Persuasive Argument Frames
Persuasive writing follows a structure of (1) presenting an opinion, (2) stating reasons for the position, (3) stating counter-arguments, (4) providing rebuttal of counter-arguments, and (5) drawing a conclusion. Steps 3 and 4, stating counter-arguments and providing rebuttal, are important areas of instruction because omitting the counter-arguments and rebuttal can weaken the writer’s position. Consider using sentence and paragraph frames for academic persuasive writing, such as an essay on a controversial or “hot” topic or in response to an assigned reading. Adult learners usually have plenty to say on these topics; the challenge is to help them construct powerful arguments in writing that express their opinions and show their learning.
Frames and their rhetorical uses in academic writing for postsecondary students are compiled by Graff and Birkenstein (2010) in They Say/I Say.
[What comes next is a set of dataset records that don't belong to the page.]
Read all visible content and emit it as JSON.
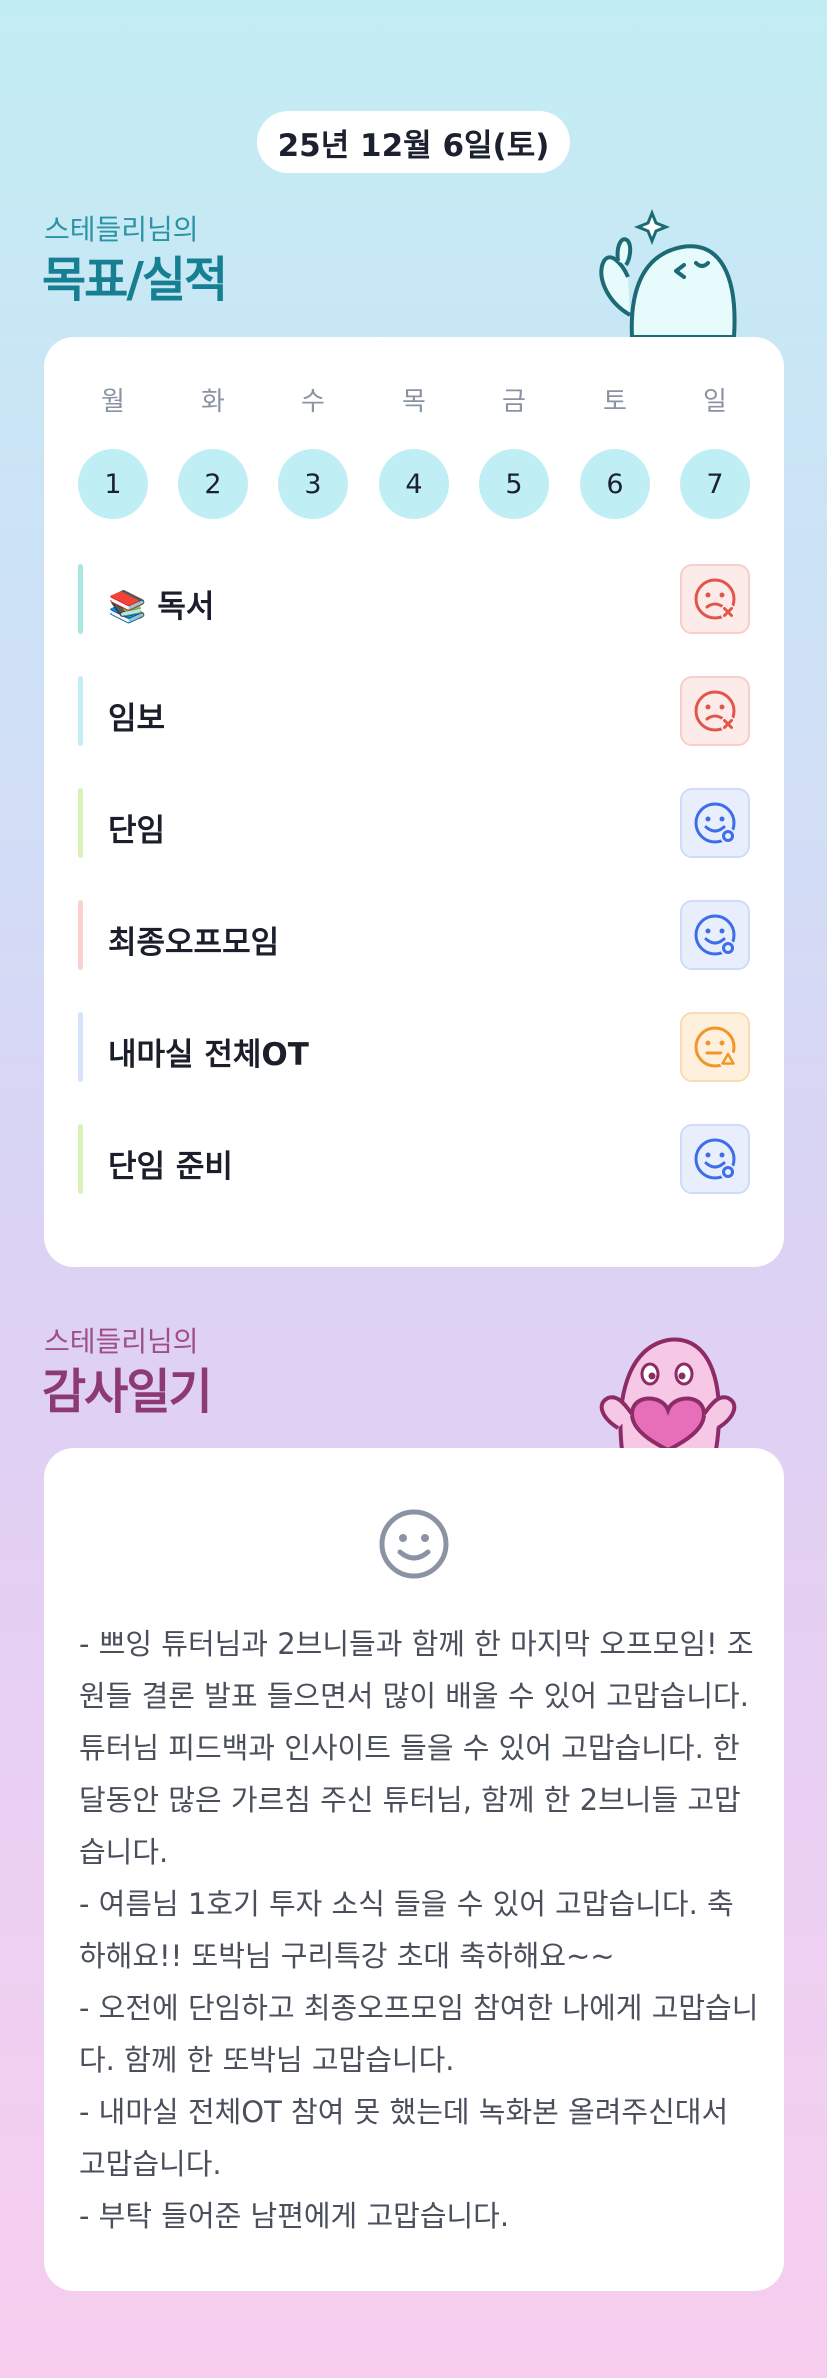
{
  "date": "25년 12월 6일(토)",
  "goals_section": {
    "subtitle": "스테들리님의",
    "title": "목표/실적"
  },
  "week": {
    "days": [
      "월",
      "화",
      "수",
      "목",
      "금",
      "토",
      "일"
    ],
    "dates": [
      "1",
      "2",
      "3",
      "4",
      "5",
      "6",
      "7"
    ]
  },
  "goals": [
    {
      "label": "📚 독서",
      "status": "fail",
      "icon": "sad-x-face-icon",
      "bar_color": "#a9e8e0"
    },
    {
      "label": "임보",
      "status": "fail",
      "icon": "sad-x-face-icon",
      "bar_color": "#c4eef4"
    },
    {
      "label": "단임",
      "status": "done",
      "icon": "smile-face-icon",
      "bar_color": "#d8f2b8"
    },
    {
      "label": "최종오프모임",
      "status": "done",
      "icon": "smile-face-icon",
      "bar_color": "#fad2cf"
    },
    {
      "label": "내마실 전체OT",
      "status": "partial",
      "icon": "neutral-triangle-face-icon",
      "bar_color": "#d6e3fa"
    },
    {
      "label": "단임 준비",
      "status": "done",
      "icon": "smile-face-icon",
      "bar_color": "#d8f2b8"
    }
  ],
  "thanks_section": {
    "subtitle": "스테들리님의",
    "title": "감사일기"
  },
  "diary": {
    "mood_icon": "smile-face-icon",
    "text": "- 쁘잉 튜터님과 2브니들과 함께 한 마지막 오프모임! 조원들 결론 발표 들으면서 많이 배울 수 있어 고맙습니다. 튜터님 피드백과 인사이트 들을 수 있어 고맙습니다. 한달동안 많은 가르침 주신 튜터님, 함께 한 2브니들 고맙습니다.\n- 여름님 1호기 투자 소식 들을 수 있어 고맙습니다. 축하해요!! 또박님 구리특강 초대 축하해요~~\n- 오전에 단임하고 최종오프모임 참여한 나에게 고맙습니다. 함께 한 또박님 고맙습니다.\n- 내마실 전체OT 참여 못 했는데 녹화본 올려주신대서 고맙습니다.\n- 부탁 들어준 남편에게 고맙습니다."
  },
  "colors": {
    "fail": "#e0564a",
    "done": "#3d6ee8",
    "partial": "#f0962a",
    "goals_title": "#167f92",
    "thanks_title": "#8e3a72"
  }
}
The main argument of this book is that academic writing is a dialogue; helping students understand how to insert themselves into the conversation requires a few writing “moves” that can be helpfully provided as frames. By beginning with a frame, students can focus on the meaning they are trying to convey, use appropriate vocabulary, and make their point. Figure 4 includes a few frames from the book.
Writing frames also can be used as a type of cloze technique to check for understanding. The same frames provided in Figure 4 can be used as prompts for an Exit Ticket (see the Writing-to-Learn section) to ask students to reflect on the classroom discussion.
You can certainly make your own frames, too. Draw from the classroom discussion, referencing back to the vocabulary generated and argument moves made by learners. Perhaps there had been two or three clear “camps” of thinkers on a topic. Write up the three frames on the board, handout, or word processing program, and ask students to write their response, thinking back to the class discussion and using the vocabulary discussed.
It is useful to connect writing frames to summarization when the task is to provide an opinion or critique of a text. Including a summary of the text’s main points before introducing your opinion or critique is a solid structure for a persuasive and thoughtful essay. (For more information, see the Teach Summarization section.)
Graff, G., & Birkenstein, C. (2010). They say/I say: Moves that matter in academic literacy (2nd ed.). New York: Norton.